The profile strength has been truncated (that’s the blue star at the left end of the bar) and “Weekly Search Appearances” has been added.

Clicking on the number of search appearances results in this screen:

(the number of search appearances differs between my two screen caps as one was taken using last week’s numbers and the other for this week’s)

What this page appears to do is to provide you with some clues as to how well your LinkedIn profile is performing for you.

The statistics that LinkedIn provides show three things.

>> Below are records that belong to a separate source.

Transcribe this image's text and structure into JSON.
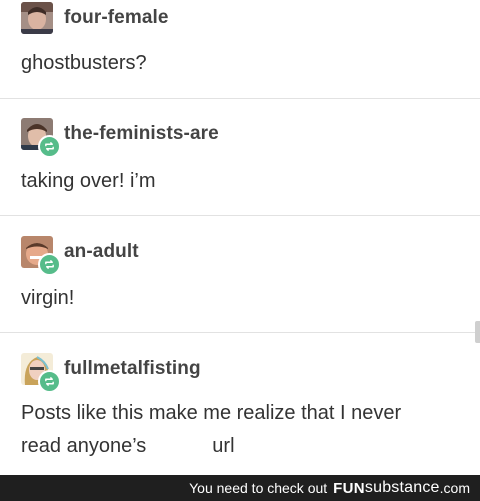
{
  "posts": [
    {
      "username": "four-female",
      "text": "ghostbusters?",
      "reblog": false,
      "avatar_icon": "user-avatar-icon"
    },
    {
      "username": "the-feminists-are",
      "text": "taking over! i’m",
      "reblog": true,
      "avatar_icon": "user-avatar-icon"
    },
    {
      "username": "an-adult",
      "text": "virgin!",
      "reblog": true,
      "avatar_icon": "user-avatar-icon"
    },
    {
      "username": "fullmetalfisting",
      "text_line1": "Posts like this make me realize that I never",
      "text_line2_a": "read anyone’s",
      "text_line2_b": "url",
      "reblog": true,
      "avatar_icon": "user-avatar-icon"
    }
  ],
  "icons": {
    "reblog": "reblog-icon"
  },
  "footer": {
    "prefix": "You need to check out",
    "brand_bold": "FUN",
    "brand_regular": "substance",
    "brand_tld": ".com"
  },
  "colors": {
    "reblog_badge": "#56bc8a",
    "footer_bg": "#1f1f1f"
  }
}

The number of times you showed in search results during any given week

While it is a nice ego boost to think I am showing up in a lot of searches, without any context I am not sure that knowing this number helps me much. That’s because LinkedIn quite helpfully does not tell us how a “search” is defined. Here’s a good example: if someone I know types my name in the search bar and hits enter, they find me. Does this constitute a search? And if so, should I be excited that I turned up in their search results?

And it would be nice to see how many of these search results that I showed up in actually translated into profile views. I am guessing not many because if the number was impressive, you would think LinkedIn would want us to know. I know my profile was viewed around 160 times in the past seven days…but how many of those came from searches as opposed to from posts and articles and other places?

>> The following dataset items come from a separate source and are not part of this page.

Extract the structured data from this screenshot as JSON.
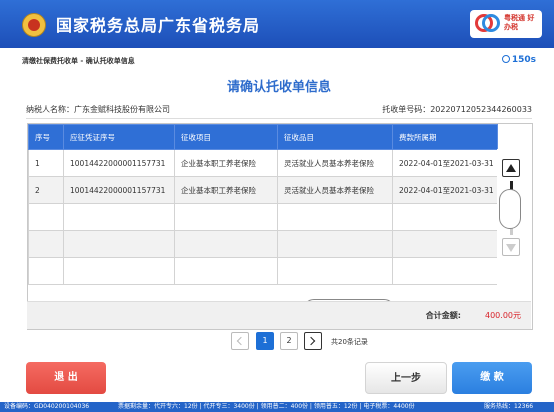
{
  "header": {
    "title": "国家税务总局广东省税务局",
    "logo_text": "粤税通 好办税"
  },
  "breadcrumb": "清缴社保费托收单 - 确认托收单信息",
  "timer": "150s",
  "page_title": "请确认托收单信息",
  "taxpayer": "纳税人名称：广东金赋科技股份有限公司",
  "order_no": "托收单号码：20220712052344260033",
  "table": {
    "columns": [
      "序号",
      "应征凭证序号",
      "征收项目",
      "征收品目",
      "费款所属期"
    ],
    "rows": [
      [
        "1",
        "10014422000001157731",
        "企业基本职工养老保险",
        "灵活就业人员基本养老保险",
        "2022-04-01至2021-03-31"
      ],
      [
        "2",
        "10014422000001157731",
        "企业基本职工养老保险",
        "灵活就业人员基本养老保险",
        "2022-04-01至2021-03-31"
      ]
    ],
    "empty_rows": 3,
    "vertical_scroll_fraction": 0.33,
    "horizontal_scroll_fraction": 0.56
  },
  "total": {
    "label": "合计金额:",
    "value": "400.00元"
  },
  "pagination": {
    "current": "1",
    "next_page": "2",
    "total_text": "共20条记录"
  },
  "buttons": {
    "exit": "退 出",
    "prev": "上一步",
    "pay": "缴 款"
  },
  "footer": {
    "device": "设备编码：GD040200104036",
    "stock": "票据剩余量：代开专六：12份 | 代开专三：3400份 | 领用普二：400份 | 领用普五：12份 | 电子税票：4400份",
    "phone": "服务热线：12366"
  },
  "colors": {
    "header_blue": "#1d4fb8",
    "accent_blue": "#2f6fd6",
    "exit_red": "#e34a42",
    "amount_red": "#d8232a"
  }
}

And there appears to be a few bugs in the system. I took the screen capture at the top of this article on Wednesday afternoon, June 21st. It said I showed up in 867 searches for the week that ended June 20th. Later the same day (June 21st) I went back to check something and noticed I now had appeared in 940 searches for the week ended June 20th. How can that number still be going up today if the search period ended yesterday?

The statistics screen then lists the top places your searchers work

I am not sure what to make of this. Last week on my report there were three companies listed. This week there are two. Those two were both there last week too. WTF? (WTF of course, stands for “Wednesday, Thursday, Friday”). Apparently, over a two week period I landed in more searches performed by people at Oberlin College than anywhere else. How can that be? Does Oberlin College have a “Find Bruce Johnston on LinkedIn” course that I don’t know about?

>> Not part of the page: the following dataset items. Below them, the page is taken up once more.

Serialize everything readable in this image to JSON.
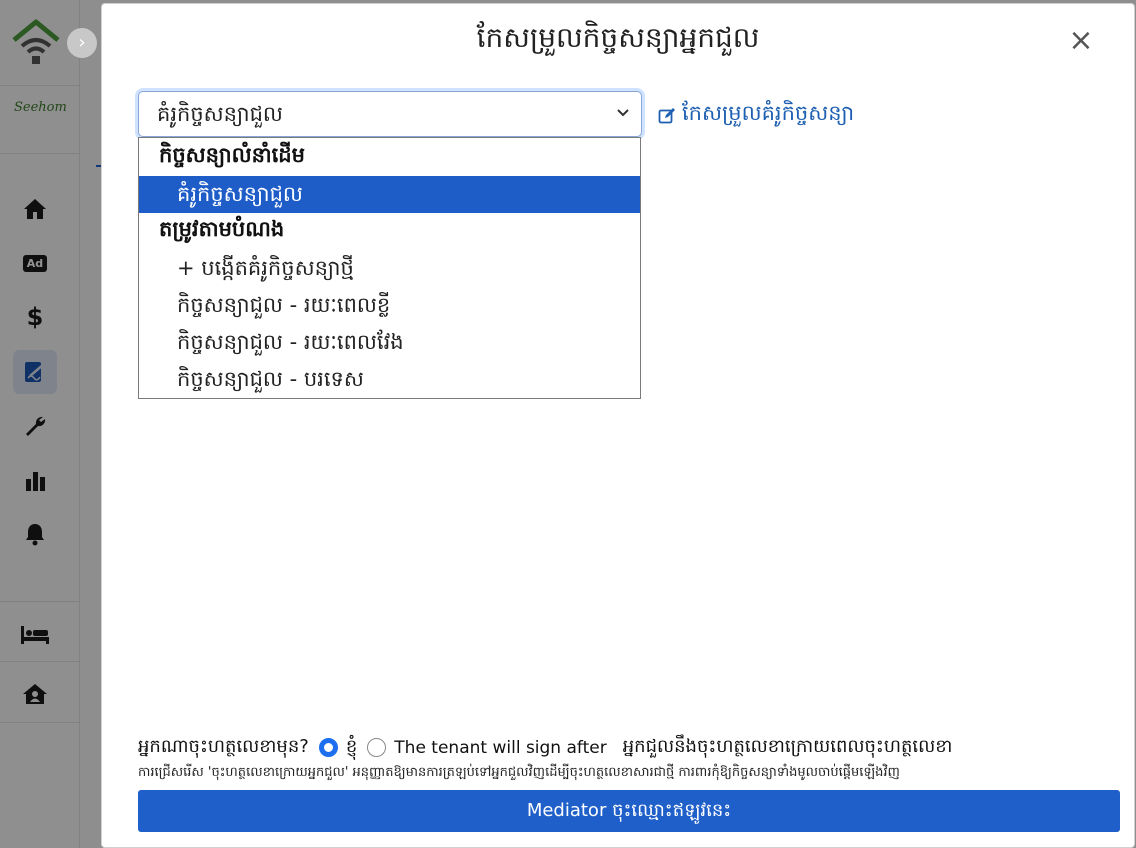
{
  "modal": {
    "title": "កែសម្រួលកិច្ចសន្យាអ្នកជួល",
    "close_glyph": "×"
  },
  "template_select": {
    "selected_value": "គំរូកិច្ចសន្យាជួល",
    "chevron": "⌄"
  },
  "edit_template_link": {
    "label": "កែសម្រួលគំរូកិច្ចសន្យា",
    "icon": "edit-icon"
  },
  "dropdown": {
    "groups": [
      {
        "label": "កិច្ចសន្យាលំនាំដើម",
        "options": [
          {
            "label": "គំរូកិច្ចសន្យាជួល",
            "selected": true
          }
        ]
      },
      {
        "label": "តម្រូវតាមបំណង",
        "options": [
          {
            "label": "+ បង្កើតគំរូកិច្ចសន្យាថ្មី",
            "selected": false
          },
          {
            "label": "កិច្ចសន្យាជួល - រយៈពេលខ្លី",
            "selected": false
          },
          {
            "label": "កិច្ចសន្យាជួល - រយៈពេលវែង",
            "selected": false
          },
          {
            "label": "កិច្ចសន្យាជួល - បរទេស",
            "selected": false
          }
        ]
      }
    ]
  },
  "sign_order": {
    "question": "អ្នកណាចុះហត្ថលេខាមុន?",
    "option_me": "ខ្ញុំ",
    "option_tenant_after": "The tenant will sign after",
    "tenant_after_desc": "អ្នកជួលនឹងចុះហត្ថលេខាក្រោយពេលចុះហត្ថលេខា",
    "note": "ការជ្រើសរើស 'ចុះហត្ថលេខាក្រោយអ្នកជួល' អនុញ្ញាតឱ្យមានការត្រឡប់ទៅអ្នកជួលវិញដើម្បីចុះហត្ថលេខាសារជាថ្មី ការពារកុំឱ្យកិច្ចសន្យាទាំងមូលចាប់ផ្តើមឡើងវិញ"
  },
  "submit_button": {
    "label": "Mediator ចុះឈ្មោះឥឡូវនេះ"
  },
  "sidebar": {
    "brand": "Seehom",
    "items": [
      {
        "icon": "home-icon"
      },
      {
        "icon": "ad-icon",
        "label": "Ad"
      },
      {
        "icon": "dollar-icon",
        "label": "$"
      },
      {
        "icon": "contract-edit-icon"
      },
      {
        "icon": "wrench-icon"
      },
      {
        "icon": "bar-chart-icon"
      },
      {
        "icon": "bell-icon"
      },
      {
        "icon": "bed-icon"
      },
      {
        "icon": "house-user-icon"
      }
    ],
    "colors": {
      "active_bg": "#dbe4f2",
      "active_fg": "#1a55b0"
    }
  },
  "colors": {
    "primary": "#1f5fc9",
    "option_selected_bg": "#1e5dc8",
    "link": "#1d5fb0",
    "overlay": "rgba(0,0,0,0.42)"
  }
}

Even if I put the nice people at Oberlin College aside, that leaves Intel as the next company. Now how can I use that information? Maybe I can send messages to my three connections at Intel asking if it was them. Or maybe I can send InMails to the 5,600 second degree connections I have at Intel.

So once again this information is interesting but not useful.

What your searchers do

Now this is data that helps. In my case, I show up in more corporate trainer’s searches than anyone else. And these are the type of people I want to meet so I know my profile is doing it’s job. If I was job hunting, I would hope to see Recruiters and Human Resources people as my top searchers.

What these statistics don’t do for you

They don’t tell you where you ranked in the results and that is a big deal. If you don’t rank highly in a set of search results then who cares? I regularly perform searches that get thousands of results. I don’t look at them all. When was the last time you performed a Google search and reviewed all the results? Okay then, when was the last time you performed a Google search and got even halfway down page one of the search results?

In a lot of ways, these statistics make me think of views you would get for a post on your LinkedIn Homepage screen.  A thousand views means it was on a thousand screens. But you don’t know how many people actually saw your post and then read it. In the same way, appearing in a thousand search results is nice. But it doesn’t tell you if the people searching even saw you in the search results, let alone clicked on and opened your profile.  

I just stopped writing for a moment, hopped on LinkedIn and did a search for people in North America. So congratulations, if you are a LinkedIn member and live in North America, you just showed up in my search results….with 118 million other people.

As it stands, “Weekly Search Appearances” gives us some useful clues, but not the whole story.